C. Certificate Pengapalan Batubara Semua pengapalan batubara dijamin kulitas dan kuantitasnya oleh surveyor. Sertifikat ini dibutuhkan dalam pembayaran muatan oleh penjual dan pembeli. I.I.A bisa ditunjuk oleh persetujuan awal antara pembeli dan penjual, tetapi dalam beberapa hal I.I.A ditunjuk oleh pembeli.

TEORI SAMPLING DAN PROSEDUR

Sampling batubara merupakan kegiatan yang komplex dan sulit. Semua dokumen mengenai sampling yang telah dikeluarkan oleh berbagai organisasi standard adalah merupakan dokumen untuk jangka panjang. Oleh karena itu penting bahwa segala kegiatan sampling ditunjukkan oleh personil yang kompeten yang terlatih dengan mengikuti standar yang cocok secara tepat. Bagian sampling ini dimasudkan supaya orang yang tidak biasa dengan sampling memperoleh pengetahuan dasar mengenai materi dan tingkat kesukaran materi dapat dimengerti dengan baik. Tentu saja agar orang bisa menjadi seorang sampler yang kompeten dibutuhkan pengalamn praktis yang luas dan pengetahuan mengenai teori dan standar sampling.

A. Tujuan Sampling Sampling merupakan pengambilan sejumlah kecil sample batubara yang representatif dari pengiriman batubara. Istilah representatif berarti bahwa sepanjang menyangkut tujuan analisa dan testing sample dalam jumlah sedikit dapat digunakan untuk mewakili jumlah yang lebih besar. Analisa sample batubara dalam jumlah kecil yang diambil dengan cara yang benar dari sejumlah tumpukan batubara akan menunjukkan sifat-sifat dari timbunan batubara. Sampling yang dilakukan pada internal quality control adalah untuk memastikan bahwa produk tersebut sesuai dengan spesifikasi yang ditentukan. Hal ini juga berlaku untuk quality eksternal dimana suatu perusahaan inspeksi yang independen seperti Sucofindo, melaksanakan sampling dan pengujian untuk sertifikasi pengapalan batubara.

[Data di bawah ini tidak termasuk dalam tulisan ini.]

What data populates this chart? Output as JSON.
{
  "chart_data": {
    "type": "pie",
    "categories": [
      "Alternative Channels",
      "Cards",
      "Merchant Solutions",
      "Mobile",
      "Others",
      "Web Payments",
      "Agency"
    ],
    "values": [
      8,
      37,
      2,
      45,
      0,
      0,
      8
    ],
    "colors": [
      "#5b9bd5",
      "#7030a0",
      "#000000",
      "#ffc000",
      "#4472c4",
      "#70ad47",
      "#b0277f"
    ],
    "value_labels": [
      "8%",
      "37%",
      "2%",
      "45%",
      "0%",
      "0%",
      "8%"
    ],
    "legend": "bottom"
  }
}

Pentingnya sampling, dapat dilihat dibawah ini, Kesalahan hasil analisa dapat disebabkan oleh : A. 80 % dari sampling B. 15 % dari preparasi sample C. tetapi hanya 5 % dari analisa laboratorium

B. Prinsip dan Dasar Dasar sampling yang tidak menyimpang yaitu bahwa setiap partikel pada pengiriman seharusnya memiliki kesempatan yang sama untuk diikutsertakan dalam sample. Jumlah increment yang akan diambil dan ukurannya, ditentukan oleh keanekaragaman komoditi, distribusi ukuran dan situasi sampling yang sebenarnya. Gambaran mengenai increment dapat ditunjukkan pada dasar masa dan waktu, entah secara sistematis atau acak. Sampling digambarkan dalam Standard International. Contoh Badan Standarisasi adalah : ISO BS ASTM AS Others = = = = = International Standard Bristish Standard American Standard Australian Standard South African, Japanese or German.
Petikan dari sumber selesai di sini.